面接では「最近気になっている技術は?」という質問に対し、その技術の仕組みだけでなく、「○○業界の××という課題を解決するために、この技術をこう応用できると考えている」と一歩踏み込んで回答してください。
技術とビジネスを繋ぐ橋渡し(ブリッジ)としての強みは、同社のデジタル戦略を加速させる存在として非常に魅力的に映ります。
まとめ:NTTデータで活躍するために強みをどう磨き伝えるべきか
NTTデータの選考において自身の強みをアピールする際は、単なる「個人の能力」の提示に留まらず、それが「社会の公器」としての役割を持つ同社のビジネスにおいて、どのように具体的な価値を生むのかを明確に接続することが成功の鍵となります。
論理的思考、完遂能力、共創力といったキーワードは、すべて「社会課題の解決」と「大規模プロジェクトの成功」という文脈に置いて初めて輝きを放ちます。
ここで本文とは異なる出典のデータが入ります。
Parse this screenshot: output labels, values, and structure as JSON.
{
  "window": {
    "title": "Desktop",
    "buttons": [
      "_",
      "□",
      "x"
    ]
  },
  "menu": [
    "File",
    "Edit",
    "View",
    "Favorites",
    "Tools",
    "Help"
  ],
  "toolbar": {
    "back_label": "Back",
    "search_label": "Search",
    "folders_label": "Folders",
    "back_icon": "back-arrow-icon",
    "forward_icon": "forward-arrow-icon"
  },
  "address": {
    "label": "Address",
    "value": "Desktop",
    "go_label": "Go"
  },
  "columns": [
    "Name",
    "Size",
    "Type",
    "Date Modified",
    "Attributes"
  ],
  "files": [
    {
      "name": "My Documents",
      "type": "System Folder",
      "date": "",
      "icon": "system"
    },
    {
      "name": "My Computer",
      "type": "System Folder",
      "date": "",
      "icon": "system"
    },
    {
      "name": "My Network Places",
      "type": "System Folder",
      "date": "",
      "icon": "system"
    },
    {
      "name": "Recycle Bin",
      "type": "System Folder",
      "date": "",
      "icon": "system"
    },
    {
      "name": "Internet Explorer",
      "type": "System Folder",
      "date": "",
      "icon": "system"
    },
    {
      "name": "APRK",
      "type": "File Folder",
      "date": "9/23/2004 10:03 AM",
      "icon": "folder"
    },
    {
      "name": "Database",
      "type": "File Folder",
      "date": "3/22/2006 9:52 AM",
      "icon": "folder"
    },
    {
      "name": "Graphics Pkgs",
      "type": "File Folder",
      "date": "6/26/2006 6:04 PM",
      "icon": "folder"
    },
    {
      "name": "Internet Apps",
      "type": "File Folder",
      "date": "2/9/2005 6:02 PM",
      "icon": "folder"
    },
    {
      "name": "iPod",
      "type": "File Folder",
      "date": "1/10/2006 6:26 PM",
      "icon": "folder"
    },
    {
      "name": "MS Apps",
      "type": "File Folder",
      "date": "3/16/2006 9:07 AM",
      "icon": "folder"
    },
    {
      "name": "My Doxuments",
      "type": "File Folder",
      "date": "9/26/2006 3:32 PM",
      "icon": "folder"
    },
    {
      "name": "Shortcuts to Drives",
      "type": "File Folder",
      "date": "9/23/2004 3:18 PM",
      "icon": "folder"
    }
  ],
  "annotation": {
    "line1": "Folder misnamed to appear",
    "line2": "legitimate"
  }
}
まずは、自身の過去の経験を棚卸しし、本記事で挙げたような構造的把握力や使命感が発揮された場面を特定してください。
読者の皆さんが取るべき具体的なアクションは、自分の強みが発揮されたエピソードに「数値」と「第三者の反応」、そして「NTTデータの事業との接点」を組み込むことです。
抽象的な表現を避け、泥臭い行動や葛藤のプロセスを正直に言語化することで、あなたの人間性が面接官に伝わります。
日本を代表するSIerであるNTTデータで、自らの強みをレバレッジして社会をより良くしたいという熱意を、論理的な裏付けとともに伝えてください。
その一歩が、デジタル変革の最前線へと繋がる確実な道となります。